Although preparations for the new system are yet to be completed, Nicole Jadeja said: “UPC is really happening and will happen soon. This will radically change the way patents are enforced and therefore any company with patents in their arsenal of intellectual property assets – even companies that have not or have never needed to get involved in patent litigation – need to be prepared. There are decisions that need to be made regarding existing patent portfolios and considerations around the commercialization of those patents.
The UPC system took years to develop. It will include a system of central, regional and local divisional courts, with a JUB Court of Appeal in Luxembourg and the Court of Justice of the EU (CJEU) the final arbiter on points of EU law in with regard to litigation on unitary patents or non-opt out European patents.
Originally, it was planned that London would be one of three “seats” of the Central Division Courts, specializing specifically in the resolution of patent disputes in the area of life sciences. However, Brexit means that the UK no longer participates in the new unitary patent and CUP framework.
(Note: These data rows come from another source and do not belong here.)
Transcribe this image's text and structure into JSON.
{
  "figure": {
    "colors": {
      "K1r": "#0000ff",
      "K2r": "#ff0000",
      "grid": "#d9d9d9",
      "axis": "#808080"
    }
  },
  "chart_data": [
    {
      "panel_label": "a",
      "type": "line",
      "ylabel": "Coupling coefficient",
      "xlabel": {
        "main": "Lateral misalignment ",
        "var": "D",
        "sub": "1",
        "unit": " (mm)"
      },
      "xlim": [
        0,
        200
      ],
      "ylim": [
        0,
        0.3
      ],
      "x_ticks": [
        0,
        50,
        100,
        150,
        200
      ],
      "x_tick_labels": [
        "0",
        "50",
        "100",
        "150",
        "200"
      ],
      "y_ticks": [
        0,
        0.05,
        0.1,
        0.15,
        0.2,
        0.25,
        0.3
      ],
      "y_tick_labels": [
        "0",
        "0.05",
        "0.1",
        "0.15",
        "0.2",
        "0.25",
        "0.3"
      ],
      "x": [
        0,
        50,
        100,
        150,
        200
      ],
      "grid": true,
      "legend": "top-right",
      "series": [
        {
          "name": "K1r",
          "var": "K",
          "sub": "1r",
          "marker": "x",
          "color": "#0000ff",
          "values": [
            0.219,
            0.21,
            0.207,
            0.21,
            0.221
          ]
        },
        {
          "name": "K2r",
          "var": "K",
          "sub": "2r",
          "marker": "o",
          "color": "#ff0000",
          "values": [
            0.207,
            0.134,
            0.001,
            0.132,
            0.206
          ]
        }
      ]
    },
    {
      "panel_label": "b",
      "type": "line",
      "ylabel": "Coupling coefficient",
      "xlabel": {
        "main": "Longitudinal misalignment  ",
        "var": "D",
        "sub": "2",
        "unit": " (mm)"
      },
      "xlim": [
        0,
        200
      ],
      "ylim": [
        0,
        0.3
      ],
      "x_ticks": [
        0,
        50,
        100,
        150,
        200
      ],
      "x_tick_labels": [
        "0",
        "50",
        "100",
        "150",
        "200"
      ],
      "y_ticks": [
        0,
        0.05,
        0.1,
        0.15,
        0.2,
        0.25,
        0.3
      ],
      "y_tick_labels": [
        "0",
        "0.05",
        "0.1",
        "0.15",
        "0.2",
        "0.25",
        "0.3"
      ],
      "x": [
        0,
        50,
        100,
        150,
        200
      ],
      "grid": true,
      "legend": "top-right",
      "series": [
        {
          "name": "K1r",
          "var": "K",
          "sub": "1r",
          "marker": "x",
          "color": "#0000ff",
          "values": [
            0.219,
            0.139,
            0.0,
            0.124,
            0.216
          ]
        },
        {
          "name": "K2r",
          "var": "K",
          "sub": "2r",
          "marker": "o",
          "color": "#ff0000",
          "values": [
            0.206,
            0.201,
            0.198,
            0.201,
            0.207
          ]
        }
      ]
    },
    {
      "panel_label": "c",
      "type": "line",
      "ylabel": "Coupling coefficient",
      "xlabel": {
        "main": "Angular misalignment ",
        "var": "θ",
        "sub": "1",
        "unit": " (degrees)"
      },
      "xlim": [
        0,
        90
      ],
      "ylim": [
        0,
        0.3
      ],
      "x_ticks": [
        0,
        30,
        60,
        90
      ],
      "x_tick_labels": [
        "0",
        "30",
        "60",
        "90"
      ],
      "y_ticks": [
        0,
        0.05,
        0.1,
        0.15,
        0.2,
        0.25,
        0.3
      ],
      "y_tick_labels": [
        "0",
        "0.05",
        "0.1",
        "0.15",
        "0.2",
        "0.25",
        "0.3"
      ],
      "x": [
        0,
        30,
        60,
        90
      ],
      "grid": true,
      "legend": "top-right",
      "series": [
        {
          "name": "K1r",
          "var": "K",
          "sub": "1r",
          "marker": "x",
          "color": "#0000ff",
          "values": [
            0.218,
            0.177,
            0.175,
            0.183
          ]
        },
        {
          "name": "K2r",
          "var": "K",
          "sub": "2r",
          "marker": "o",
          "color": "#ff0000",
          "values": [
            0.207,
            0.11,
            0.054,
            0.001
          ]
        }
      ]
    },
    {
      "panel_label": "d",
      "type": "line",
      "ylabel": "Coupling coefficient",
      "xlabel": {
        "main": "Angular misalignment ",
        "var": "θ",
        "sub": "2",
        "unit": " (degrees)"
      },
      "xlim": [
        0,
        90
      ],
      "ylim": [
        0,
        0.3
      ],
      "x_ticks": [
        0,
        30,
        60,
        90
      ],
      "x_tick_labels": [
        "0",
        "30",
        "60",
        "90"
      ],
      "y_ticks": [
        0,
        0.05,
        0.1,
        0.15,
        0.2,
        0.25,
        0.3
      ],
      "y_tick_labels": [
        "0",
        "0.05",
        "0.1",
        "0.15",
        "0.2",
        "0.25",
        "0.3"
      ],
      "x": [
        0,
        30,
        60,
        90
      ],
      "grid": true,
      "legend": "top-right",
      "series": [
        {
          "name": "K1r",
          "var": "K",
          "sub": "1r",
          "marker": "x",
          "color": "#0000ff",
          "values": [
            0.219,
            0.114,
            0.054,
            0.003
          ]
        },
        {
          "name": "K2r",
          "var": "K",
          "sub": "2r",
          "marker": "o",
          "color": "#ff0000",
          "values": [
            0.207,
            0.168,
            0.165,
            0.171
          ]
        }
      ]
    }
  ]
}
At least initially, responsibility for life science patent litigation before the UPC will be shared by the other central division courts in Paris and Munich, which will otherwise specialize in patent litigation respectively. technology patents and mechanical engineering patent litigation.
Marc L. Holtorf of Munich-based Pinsent Masons said: “The local and regional divisions of the UPC are normally the competent starting point for infringement proceedings and counterclaims for revocation against an infringement proceeding. . The departmental central courts have jurisdiction for single actions for nullity and for actions for the finding of non-infringement. The great debate over whether a central third division seat should be established in the Netherlands or Italy is over. For the next seven years, the headquarters of the central division will be in Paris and Munich only.
EU countries must ratify the international treaty giving effect to the UPC – the UPC Agreement – into national law before they can participate. Most EU countries support the project, but Spain, Croatia and Poland have so far indicated they will not participate, although that may change in the future.
While a critical mass of countries have already completed ratification of the UPC agreement, Ireland is one of many EU countries that has yet to do so. Ann Henry of Dublin-based Pinsent Masons said the Irish public would be asked to vote on whether Ireland would ratify the deal.